In September 1591, Queen Elizabeth I stopped during her annual progress around her kingdom at the home of the Earl of Hertford, Elvetham Hall near Basingstoke in south-east England. The second night’s entertainment was reported to be quite the culinary spectacle: a banquet, served in the garden, with more than 1,000 dishes to weigh down the table.

The most impressive and curious of them all were statues made from sugar. Guests marvelled at a virtual menagerie: “Lions, Vnicorns, Beares, Horses, Camels, Buls, Rams, Dogges, Tygers, Elephants, Antelops, Dromedaries, Apes, and all other beasts” had been rendered in the powdery sweet stuff. Of the multitude dishes at the table, it was the ones made from sugar that were most worthy of note.

By 1800, rather than only gracing the tables of monarchs and aristocrats, sugar was on almost every table in England and would have been stirred into pretty much every servant’s cup of tea. Social historian, John Burnett – whose work focused on the working classes – put annual consumption in 1801 at 30.6lb (13.87kg) per person.

Understanding sugar’s rise to ubiquity helps to tell the story of some of the most important phenomena in economic history. The history of sugar is also the history of capitalism, of exploitation, of globalisation and of industrialisation.

Moorish – and moreish

Sugar first came to England in the 11th century, brought back by soldiers returning from the Crusades in what is now the Middle East. Over the next 500 years it remained a rarefied luxury, until Portuguese colonists began producing it at a more industrial level in Brazil during the 1500s. Financed by Dutch merchants, they began to traffic enslaved Africans to farm the sugar. The planters were able to ship commercial quantities to Europe.

In the mid-17th century, British colonists adopted the same business model, using slaves to plant cash crops in Barbados, Jamaica and other smaller islands. And it is from this point that the British relationship with sweetness really accelerates.

Just as the industry was evolving in the Caribbean, so too was the trade back to Europe. Sugar spread throughout the British Isles. The Atlantic trading nexus, known as the “triangular trade”, between Europe, Africa and the Caribbean, wove a sticky web which traversed oceans and continents, reaching even the rural north-east of England, where, for example, sugar was available from a local grocer in Lancaster.

Sugar came in a number of varieties at a number of different price points and wasn’t confined to the tables of the elite. Triple-refined white sugar remained the most expensive, but a poorer consumer could also buy ordinary brown sugar or dark viscous molasses, known as treacle. Recipe books from the period are filled with ideas for how to use the ingredient, from sprinkling on salad to a fine plum cake. Sugar was particularly useful as it kept fresh goods for longer, turning low-calorie perishable fruit into high-calorie preserves and jams.

Economic fuel

Understanding the timeline of our sweet tooth also tells us more about the development of the global economy – and Britain’s role within it. One of the most important facilitators for the increase in home consumption was the rise of the domestic sugar refinery. Where once sugar was processed in the Caribbean and shipped back to Europe, sugar merchants began to import back semi-processed sugar and finish the refining process at home.

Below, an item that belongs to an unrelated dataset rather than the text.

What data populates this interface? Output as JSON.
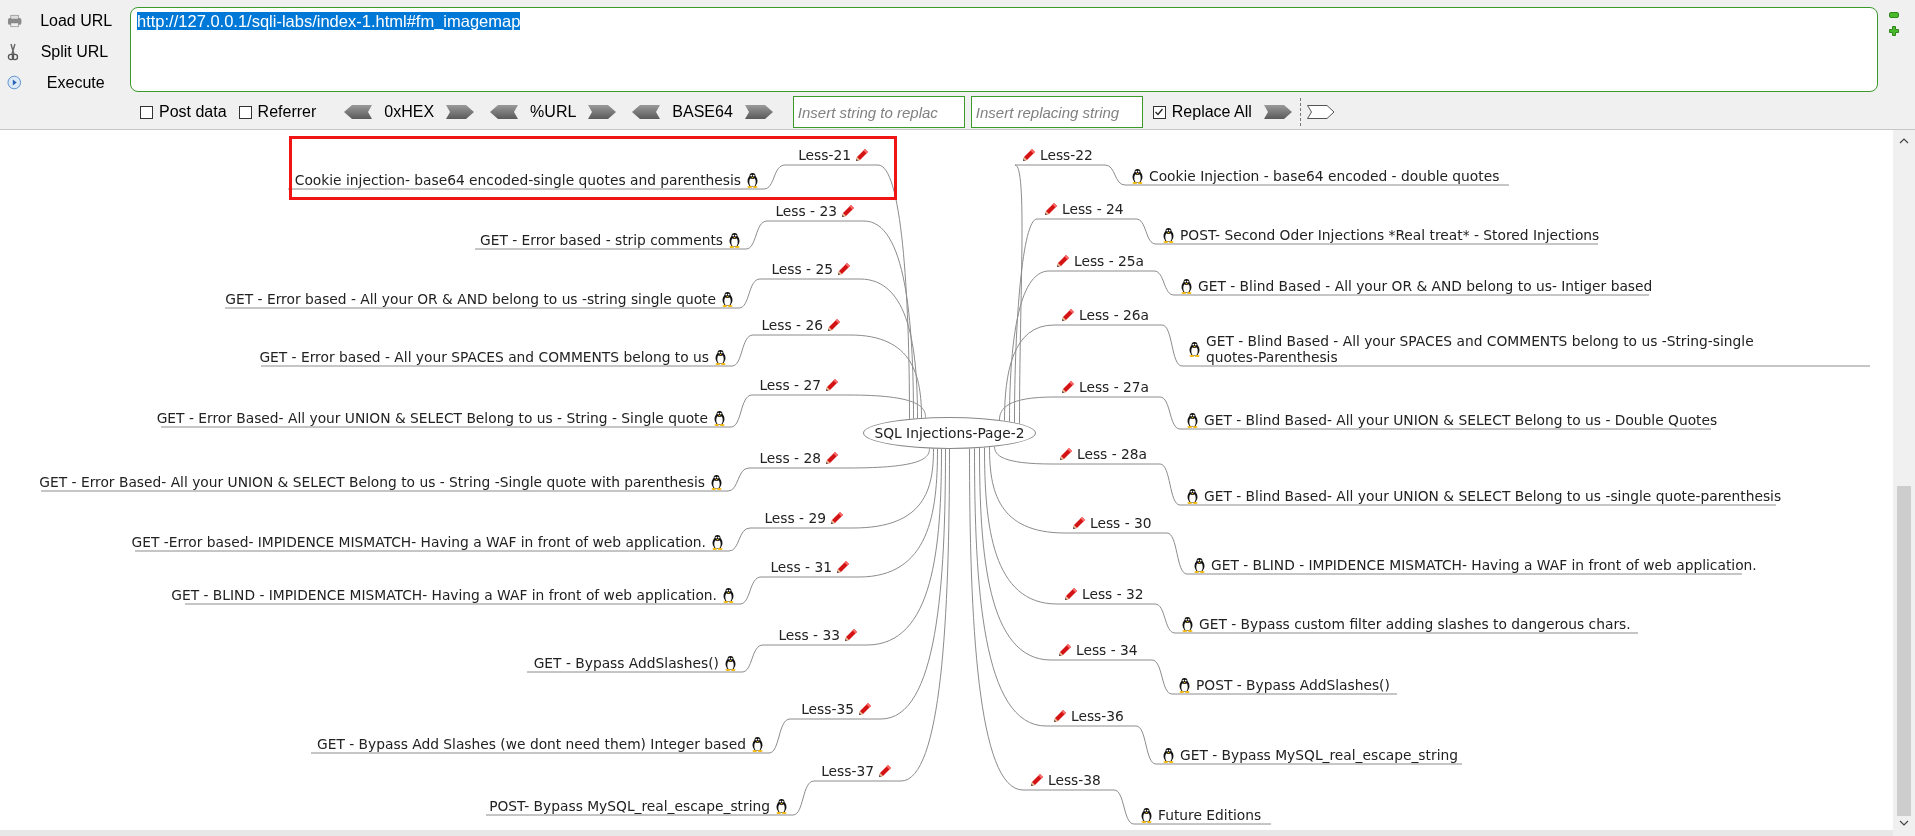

By 1700, refineries, or “sugar bakers” as they were known, had popped up across the length and breadth of the country, from Plymouth to Glasgow, and from Liverpool to Ipswich. Sugar baking was one of the first industrial activities to appear in England. It was comparable to the factories of the industrial revolution, mostly because it used vast amounts of coal to heat the copper pans which boiled the sugar.

The finished product was then shipped around the country, helping to forge transport networks, both internationally and domestically. It feels important to mention, writing this article in lockdown, that the Great Plague of 1665 did a lot to support the expansion of the industry around the country. Refiners left London to set up shop elsewhere and West Indian ships carrying sugar had to dock in other ports to avoid catching the disease. Both phenomena expedited sugar’s geographic expansion.

The English crown supported this burgeoning industrial activity. Protectionist taxation policies effectively subsidised imports of semi-processed sugar, which encouraged the domestic industry. Refining was so successful that British merchants began to export their surplus out to countries in Europe, as well as re-exporting large amounts of brown sugar around the world. This helped to solidify the nation’s balance of trade. Where once the Dutch and Portuguese had dominated the European market, England was fast becoming the sweetshop of Europe.

The multi-faceted story of sugar’s ascent and the growth of the nation’s sweet tooth tells us more about early industrial and capitalist activity in England. While eventually the French overtook Britain as chief European suppliers of sugar in the 18th century, the early sugar trade provided British merchants with a model which was then adopted and adapted for later goods including cotton, and which catalysed the industrial revolution in the following centuries.

Above all the story of sugar is a reminder of the reliance of Britain’s metropolitan economy on the colonies. Integral to – and inextricable from – this story of economic growth is the backbreaking toil of enslaved Africans who produced the cane and enabled our taste for sweetness.